Before becoming a full-fledged student organization, Storytellers was only an idea for a storytelling project that Ada Foo ‘22 envisioned before coming to study at Yale-NUS College. It was during the Class of 2022 Freshman Orientation that the idea grew into something bigger.

Foo noticed that while there were platforms for expression throughout campus, there was no consolidated platform for storytelling. Participating in the Week 7 Learning Across Boundaries (LAB): Narrating the Modern City further inspired her to start Storytellers.

Ashley Sim ‘22, Vice-President of Storytellers, wanted to democratize art through promoting multidimensional, cross-disciplinary modes of storytelling. More importantly, Sim says, Storytellers aims to shed light on unacknowledged narratives on campus.

But what sets Storytellers apart from the rest of the student organizations are the values it stands for.

Removing the barriers to entry in art is central to Storytellers’ mission. Citing common lamentations like “I cannot draw” or “I cannot take photos”, Foo and Sim contend that it is not quality that takes precedence, but content. Storytellers is meant as a platform for comfortable self-expression and to create alternative modes of expression. Storytellers wants to challenge the perception of storytelling as a purely verbal art in crafting narratives. As Sim notes, “anything and anyone can tell a story.”

The group is also aware that when it comes to creative endeavors, there is always a tendency to feel that one lacks the skills necessary to translate vision into reality. Storytellers wants to empower individuals in crafting their narratives. The group is a safe space and community for freedom of expression that allows for the building and sharing of skills between members. Members can expect to attain a holistic set of skills for cross-disciplinary storytelling; for instance, embarking on creative projects that blend visual art with poetry, or simply workshopping with other members with expertise outside of one’s field.

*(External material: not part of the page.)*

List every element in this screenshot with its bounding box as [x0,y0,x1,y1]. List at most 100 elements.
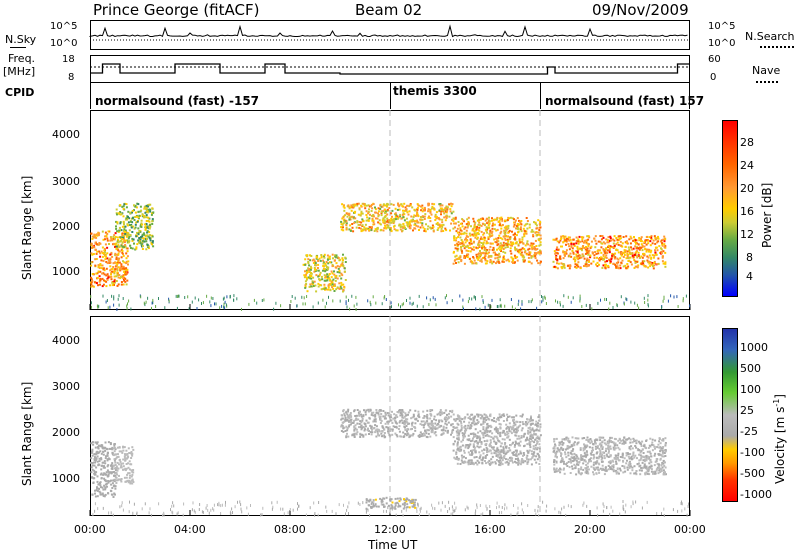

On a larger platform, Storytellers collaborates with other student organizations and external partners to foster cross-disciplinary storytelling. Through the curation of panel series, workshops and art spaces, the group intends to contribute to the existing art scene in Yale-NUS and create an art-making culture.

Some concrete steps that Storytellers has undertaken towards establishing their presence on campus include collaborating with Yale-NUS’ astronomy club, Ashen Light Astronomy. Storytellers captioned images for their astro-photo journal with narrative expression not limited by form, including short poems, mini sagas, QR-code embedded music, or even another image.

As for upcoming events, Foo and Sim expressed excitement for a panel discussion on the topic of storytelling through different mediums where experts from disparate fields are invited to share how the language of their disciplines tell important stories.

Sim also stresses the importance of highlighting stories that may have gone unnoticed or unquestioned: the inner social lives of the campus cleaning staff, or raising a family on campus as a faculty member. How do we understand the weight of lives that we have never known? Stories give us a fuller understanding of life.

A strong emphasis on the humanizing power of storytelling, an affinity for the interesting and the unexpected, the quaint and the quirky— these are representative of Storytellers’ core character as a student organization.

You’ve heard their story, so what’s yours?